Soylu ile Arslan arasında tartışma büyüyor
24 Eylül 2020Anayasa Mahkemesi Başkanı Zühtü Arslan ile İçişleri Bakanı Süleyman Soylu arasındaki gerginlik, kamuoyuna açık bir şekilde sürüyor.
Soylu, dün akşam TGRT Haber'e yaptığı açıklamalarda AYM kararları ve Arslan ile ilgili sert eleştirilerde bulundu.
AYM'nin, 2016'da "Bu Suça Ortak Olmayacağız" başlıklı bildiri imzalayan ve "terör örgütü propagandası" suçundan ceza alan "Barış Akdemisyenleri" için aldığı hak ihlali kararını eleştiren Soylu, "Bir terör örgütü, bir PKK bildirisi bu. AYM bu bildiriye düşünce özgürlüğü diyor. AYM'nin aldığı bir kararı eleştirmek benim hakkım" dedi. Soylu, AYM'nin Can Dündar'ın tutuklanmasıyla ilgili de hak ihlali kararı verdiğini hatırlattı.

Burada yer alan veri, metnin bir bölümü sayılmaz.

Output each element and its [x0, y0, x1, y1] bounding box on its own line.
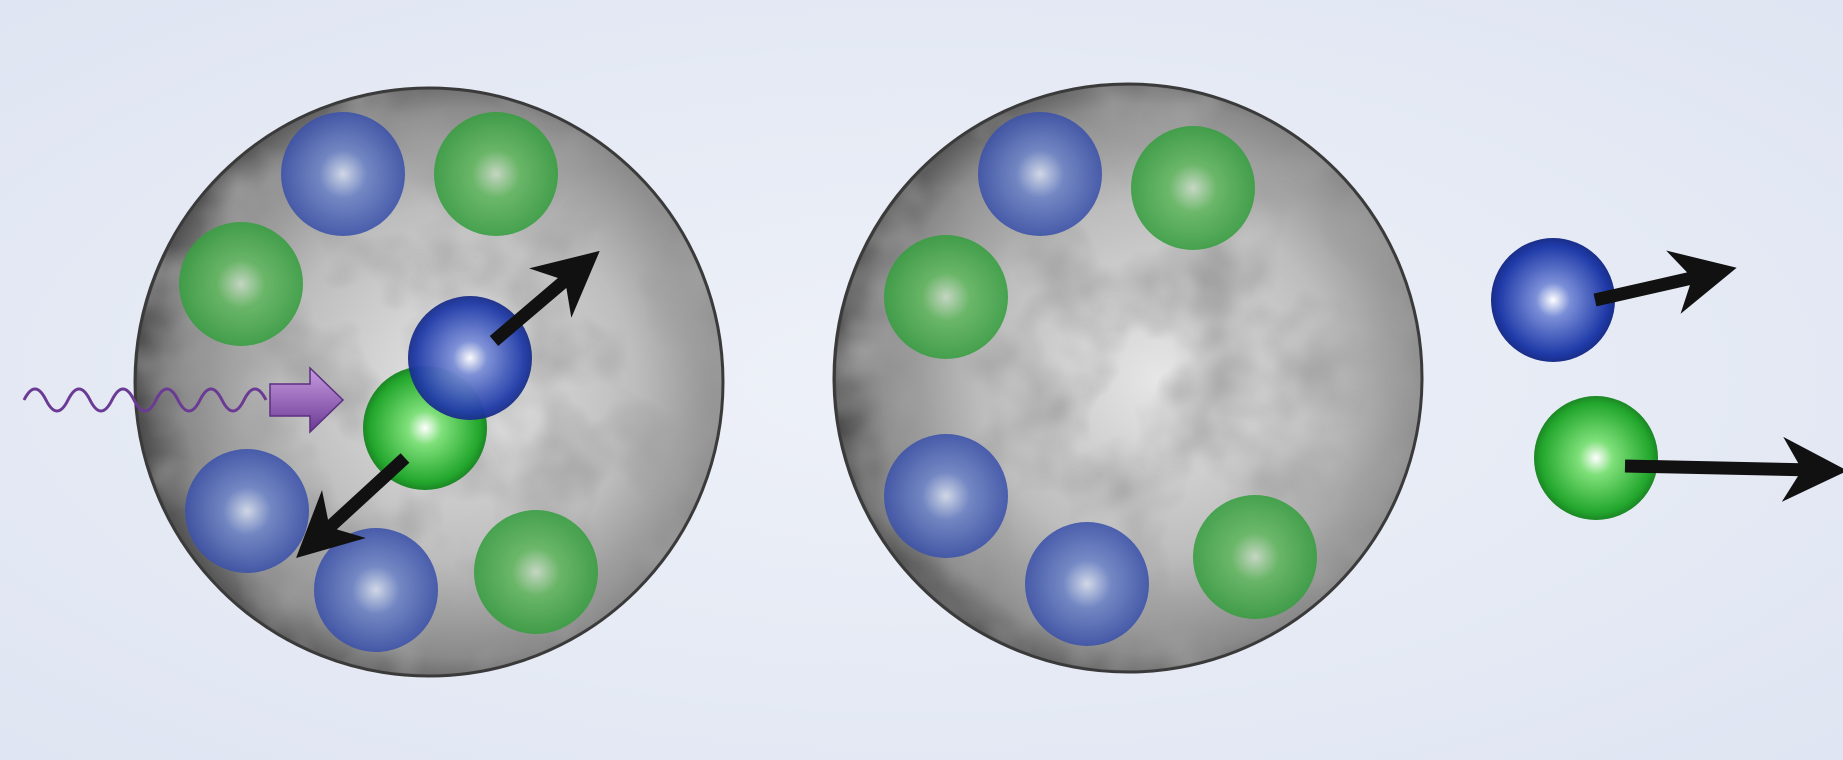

AYM kararlarında Avrupa İnsan Hakları Mahkemesi (AİHM) içtihatına uyulmasını da eleştiren Soylu, "Bizim AYM, AİHM'in şubesi midir? Nedir bu batıcılık hayranlığı? sorusunu yöneltti.
"FETÖ" göndermesi
"AYM Başkanı, Polis Akademisi Başkanı'ydı. Aldığı komiser yardımcılarının yüzde 41'ini FETÖ'den ben ihraç ettim" diyen Soylu, "İlmin kibrine kapılmayın. Türk yargısı büyük bir sınav veriyor" diye konuştu.
Soylu daha önce yaptığı bir açıklamada, "Şehirlerarası karayollarında gösteri yürüyüşleri düzenlenemez" hükmünü AYM'nin iptal etmesini eleştirerek AYM Başkanı Arslan'a "Madem özgür bir ülkeyiz, ana caddelerde, sokaklarda özgürce yürüyüş hakkının ortadan kaldırılmasını onayladınız. Polis koruması almana gerek yok. Bisikletinle işe git gel bakalım. Anayasa Mahkemesi Başkanı'na söylüyorum kendi arabamla tek başına gitmeye ben varım. Sen var mısın?" diye tepki göstermişti.
Arslan "Eleştirmek için okuyup anlayabilmek gerekir" demişti
Zühtü Arslan ise dün yaptığı bir açıklamada isim vermeden Soylu'ya seslenerek "Kararlara yönelik bazı eleştirilerden görüyoruz ki kararlarımız okunmadan, bazen de okunduğu halde yeterince anlaşılmadan eleştirilmektedir. Sağlıklı bir eleştiri, okumayı ve okunanı doğru anlamayı gerektirmektedir" yanıtını vermişti.
AYM'nin ihlal kararları arasında “ifade özgürlüğü” şikâyetlerinin önemli bir yer tuttuğuna dikkat çeken Arslan, "Terörle mücadele tarihinde demokratik devletlerin zaman zaman düştükleri bir tuzak vardır. Bazen hukuku bir kenara bırakarak ya da bir süre askıya alarak mücadele etme zorunluluğundan bahsedilir. Aslında bu, tam da teröristlerin istediği şeydir. Hukuku ayak bağı olarak gören bir anlayış ve uygulamanın, verilen haklı mücadeleye gölge düşürebileceği ve uzun vadede ağır maliyetlere yol açabileceği bilinmektedir" ifadelerini kullanmıştı.
Eleştirinin eleştirilenler bakımından etkili ve faydalı olabilmesinin büyük ölçüde kullanılan üsluba bağlı olduğunu söyleyen Arslan, kullanılan dilin kimliği ve kişiliği yansıttığını belirterek "Elbette herkes dilediği üslubu tercih etmekte serbesttir. Ancak yargı kararından ziyade kararı verenlere odaklanan ve eleştiri ötesine geçen ifadelerin fayda getirmeyeceği, zira eleştiriyi mecrasından uzaklaştıracağı açıktır" demişti.